I didn’t go any further. I knew the rest of the story. She had not liked something about the original set and had the stones dug out and reset into one that she liked better. I knew the pattern of her behavior well. I have more than a few memories of dad shopping for mom or bringing home a gift from a rare trip, only to see a look of ambivalence cross her face. Later on he would recruit us girls into accompanying him, thinking we could shed some light on his potential purchase. That didn’t work either. I don’t remember anything ever really pleasing her. There was always something a little (or a lot) wrong with it. Wrong style, wrong color, or … fill in the blank.
Which brings me back to the sad, dirty, stoneless rings. “I’d really like to have those, mom. Very sentimental.”
“Well ok. What else?”
“Hmmm…well I really don’t see anything else that’s my style. Nope, this is it. Just the rings.”
“Well then, you might as well take this cluster too. Maybe you’ll want to have the stones reset at some point,” she said as she handed me the one she had worn daily before her hands were so swollen.
The rings stayed in my coin purse for weeks. Every time I dug for change, there they were. Finally one day I decided I was going to bring new life to the rings, and dropped them off at the jeweler’s on my lunch hour.
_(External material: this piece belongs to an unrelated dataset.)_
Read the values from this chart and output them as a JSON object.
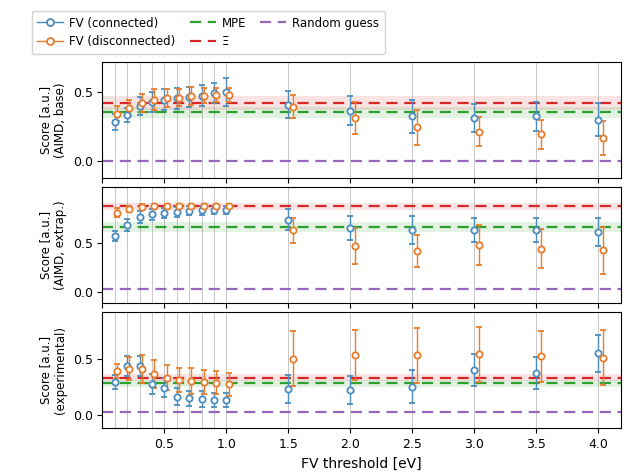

He sent them off to be cleaned and resized, and I asked him about resetting options. The rings came back shiny and nostalgically beautiful. When he asked me about the stones, I replied that I would hold off on that. In the time it took for them to be sent off for resizing and returned, we learned that mom had pancreatic cancer. Everything unnecessary just went on hold.
Mom was only with us a little over 2 months after her diagnosis. After her passing and things had settled down, I happened across the rings once more. The time was right, and I said to myself “Let’s do this”. So back to the jeweler I went, and in less than a week they were ready. He was pleased with how well they turned out, and I shared their history with him. He smiled a little with a look of understanding.
Recently, I shared the story with a sister in the faith. It seems our mothers had a lot in common. Although we loved them fiercely, we recognized that they were strong willed, unsubmissive and seemingly never satisfied women. We are, with Yah’s help, trying to forge a NEW path and leave a legacy of what it means to be godly women. We shed a few tears that day, mostly for our fathers, and all that they had endured while married to these women.